News category: General Health News  Posted on Thursday, March 2nd, 2006

According to the latest study, there is little evidence to support the theory that children below the age of 2 benefit from the flu vaccine.

wed 51 studies of flu vaccines involving more than 250,000 healthy children under age 16 were reviewed by the group of scientists led by Dr. Sue Smith from Oxford University in England. The analysis included 17 studies translated from Russian for the first time. So far, patients who had persistent disease like diabetes, people over age 65, and health care workers were the people primarily targeted for flu shots. However, according to some research children under 2 are hospitalized for flu at the same rate as people over age 65. The Centers for Disease Control and Prevention revealed that between 2003 and 2004 more than 150 kids younger than 18 died from flu complications.

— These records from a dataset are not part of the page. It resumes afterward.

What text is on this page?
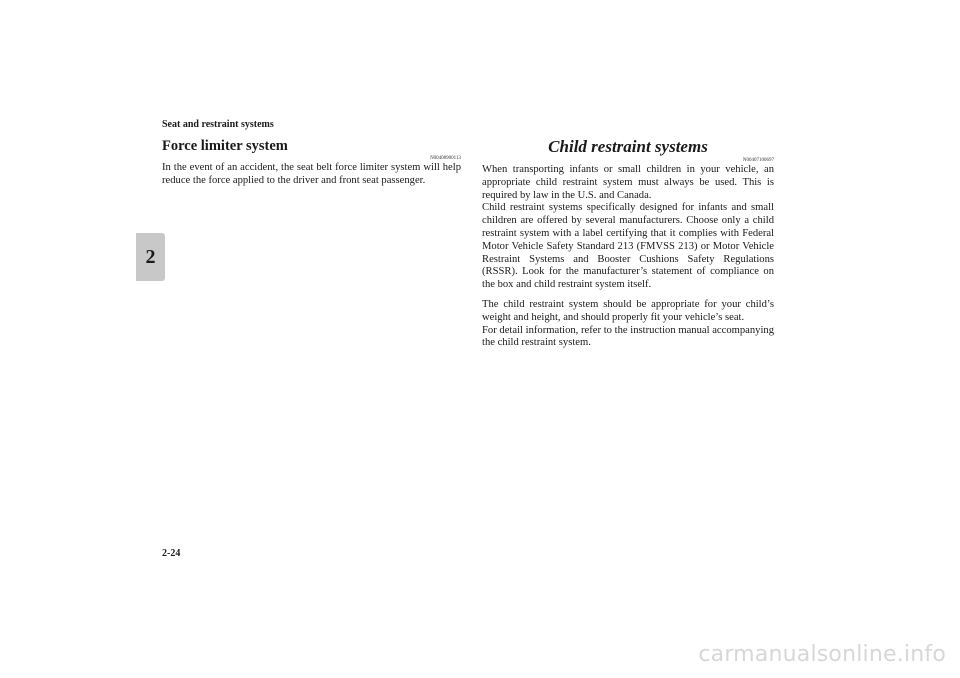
Seat and restraint systems
2
Force limiter system

N00408900113

In the event of an accident, the seat belt force limiter system will help reduce the force applied to the driver and front seat passenger.

Child restraint systems

N00407100697

When transporting infants or small children in your vehicle, an appropriate child restraint system must always be used. This is required by law in the U.S. and Canada.

Child restraint systems specifically designed for infants and small children are offered by several manufacturers. Choose only a child restraint system with a label certifying that it complies with Federal Motor Vehicle Safety Standard 213 (FMVSS 213) or Motor Vehicle Restraint Systems and Booster Cushions Safety Regulations (RSSR). Look for the manufacturer’s statement of compliance on the box and child restraint system itself.

The child restraint system should be appropriate for your child’s weight and height, and should properly fit your vehicle’s seat.

For detail information, refer to the instruction manual accompanying the child restraint system.

2-24
carmanualsonline.info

But the results of the review present only a part of the 51 studies on flu vaccinations concentrated on children under 2 years old. Two studies including about 1,000 toddlers showed that flu shots are no more effective at preventing the illness in this age group than placebo shots. According to the co-author Tom Jefferson, M.D., from the Cochrane Collaboration vaccine program, there is no evidence to support the thesis that the vaccines prevent deaths from flu or other severe complications. “They may do so, but there is no evidence at present,” he says.

On the basis of the results of the research, scientists query whether all healthy kids under 2 should be given the flu shot as has been recommended by the CDC since 2004. Dr. Smith says, “National policies for the vaccination of healthy young children are based on very little evidence.”

Scientists suggested a different scenario for kids over the age of 2. More than 15,000 observations from high quality research prove that flu shots prevent the flu in 59% of kids (older than 2 years old) who are given them. A nasal spray vaccine produced from live virus is even better, with a 79-percent effectiveness. In 2004 that spray was approved for kids over the age of 5.

The scientists call for more randomized trials on the effectiveness and safety of inactivated flu vaccine in children under the age of 2, due to the lack of studies on this age group. Dr. Jefferson says, “All this homework should be done before the vaccine is recommended for use in any population, not after.”